I believe the fundamental problem was the unwillingness and/or inability to transcend the single device (UPDATE: I should make explicit that this is a reference to Tim O’Reilly’s popularization of Dave Stutz’s farewell from Microsoft missive which was written after the My Services experience). Microsoft had the vision and means to both lead the industry and bridge its existing businesses to a cloud-centric, multi-device world, but failed to follow through. Now it finds itself belatedly embracing this model but from a disadvantaged position. It is yet another technology industry example of innovations conceived in one place being successfully commercialized elsewhere that lacks the baggage of the conceiver.
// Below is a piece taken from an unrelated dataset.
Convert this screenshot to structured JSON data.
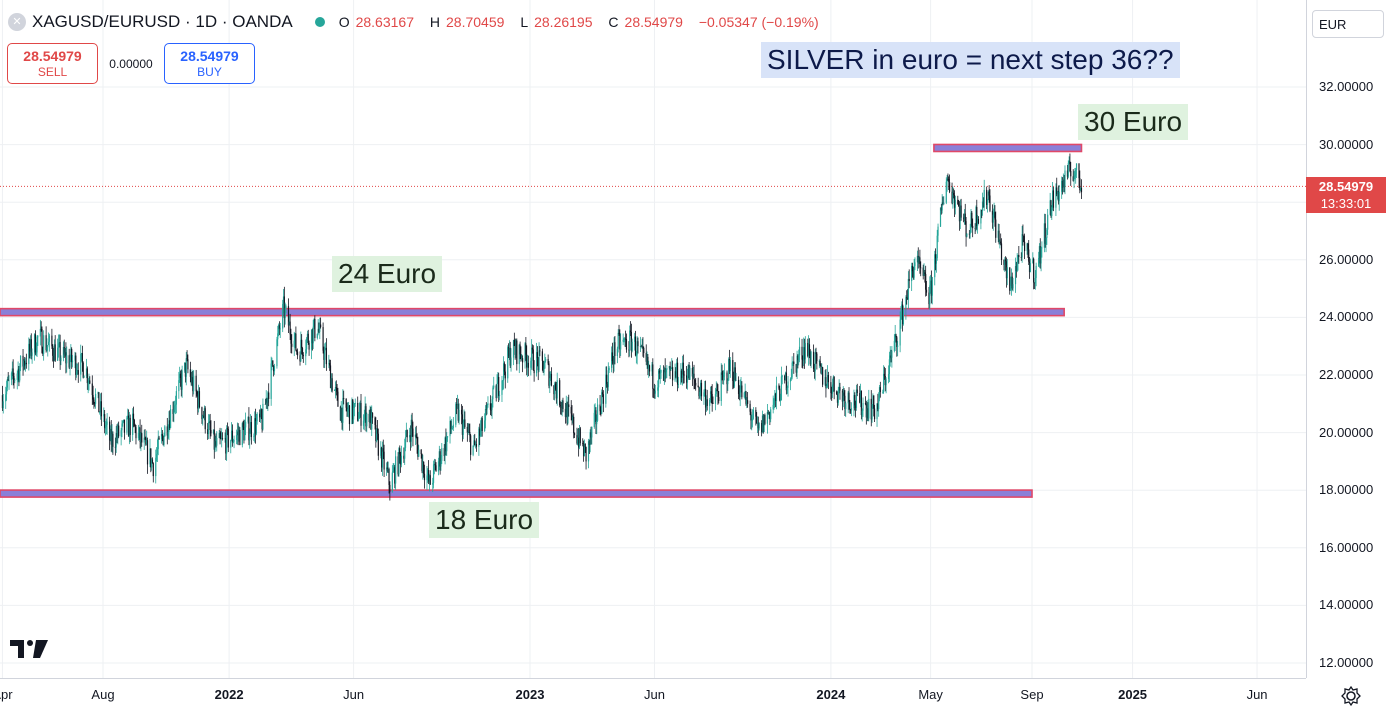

Near the end of my tenure at Microsoft, I was in a meeting with a cast of thousands. One of the presenters said “we wouldn’t want to do another hailStorm”, expecting all the heads in the room to nod in unison. The SVP in the room turned to me and said “we should have done hailStorm” to which my answer was “damn straight”. The rest of the room was aghast. I suspect this viewpoint is not as contentious now, even at the board level. Success can be a bitch.

4 responses

  1. […] Thursday, Charles Fitzgerald, a former Microsoft exec, provided his own take as to what life at Microsoft was like at the time and what the heck happened to all that […]

  2. […] Thurs­day, Charles Fitzger­ald, a for­mer Microsoft exec, pro­vided his own take as to what life at Microsoft was like at the time and what the heck hap­pened to all that […]

  3. […] Thursday, Charles Fitzgerald, a former Microsoft exec, provided his own take as to what life at Microsoft was like at the time and what the heck happened to all that […]

  4. Good stuff.

    HailStorm was a nice idea, but the implementation was a mess — over-engineered, unnecessarily complicated, and burdened by Microsoft’s strategy tax. Authenticating via Passport — the first step in building any app — was just awful. Five years later, when we integrated Passport into Max, I remember a good engineer needing a couple months to do the work b/c there were all these wacky edge cases the Passport APIs made you handle.

    Contrast that with what developers have to do to authenticate with Apple’s iCloud services, say to store a file or geolocate an address: nothing. The OS & APIs do it behind the scenes. iCloud has its own problems and we’ve all learned a lot about web services in the last decade, but even so, Windows could have managed the user’s Passport credentials, system wide, so that services like HailStorm could use it, so that 3rd party developers wouldn’t have to.